Below I provide the portion of the output. I print out the input dimension before calling the loss.module.sample_elbo and that should have the batch_size x no_variables (which is correctly printed out). However, inside the model's forward map it should print out the dimensions of each smaller batch taken by each of the GPU so it should have printed out 8 lines as 'In Model: input size torch.Size([2, 13])'. But apparently, it is only putting data on one GPU.

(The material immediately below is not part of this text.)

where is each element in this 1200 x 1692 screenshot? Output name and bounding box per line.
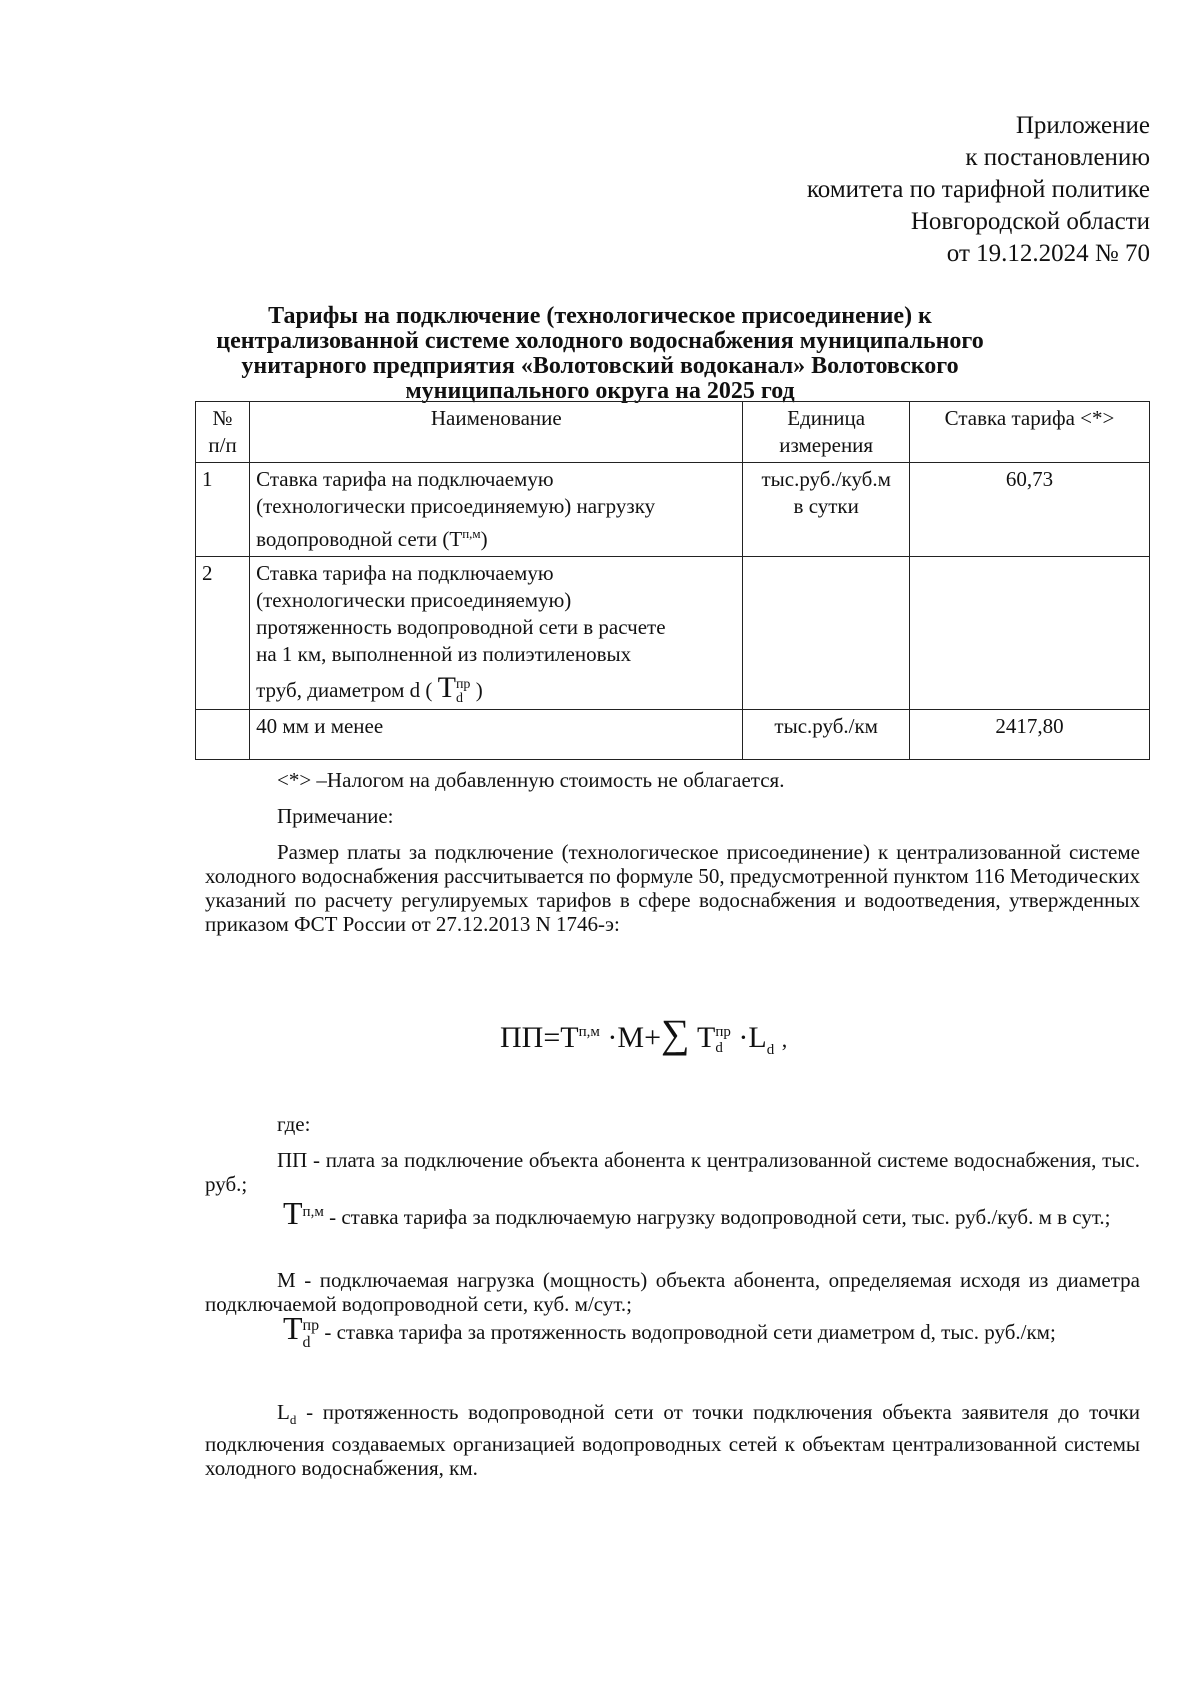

Could you please let me know what needs to be done for this to work on multiple GPUs? FYI: I use the methods suggested here to check whether multiple GPUs are actually being used for processing the input batch.

Let's use 8 GPUs!
Outside: input size torch.Size([16, 13])
        In Model: input size torch.Size([16, 13])
Outside: input size torch.Size([16, 13])
        In Model: input size torch.Size([16, 13])
Outside: input size torch.Size([16, 13])
        In Model: input size torch.Size([16, 13])
Outside: input size torch.Size([16, 13])
        In Model: input size torch.Size([16, 13])
Outside: input size torch.Size([16, 13])
        In Model: input size torch.Size([16, 13])
Outside: input size torch.Size([16, 13])
        In Model: input size torch.Size([16, 13])
Outside: input size torch.Size([16, 13])
        In Model: input size torch.Size([16, 13])
Outside: input size torch.Size([16, 13])
        In Model: input size torch.Size([16, 13])
Outside: input size torch.Size([16, 13])
        In Model: input size torch.Size([16, 13])

[piEsposito]

That is still not on our roadmap, and I think that the probabilistic layers do not implement all the needed inferfaces to comply with Torch DataParallel. if you want to work on that, it would be much appreciated.

[jsanket123]

Hey thanks for getting back to me. I was able to implement my model in a parallelized way. It definitely takes lots of restructuring than what we normally do for one GPU. This is my current work so I will not be releasing it until I go through the review process for my paper.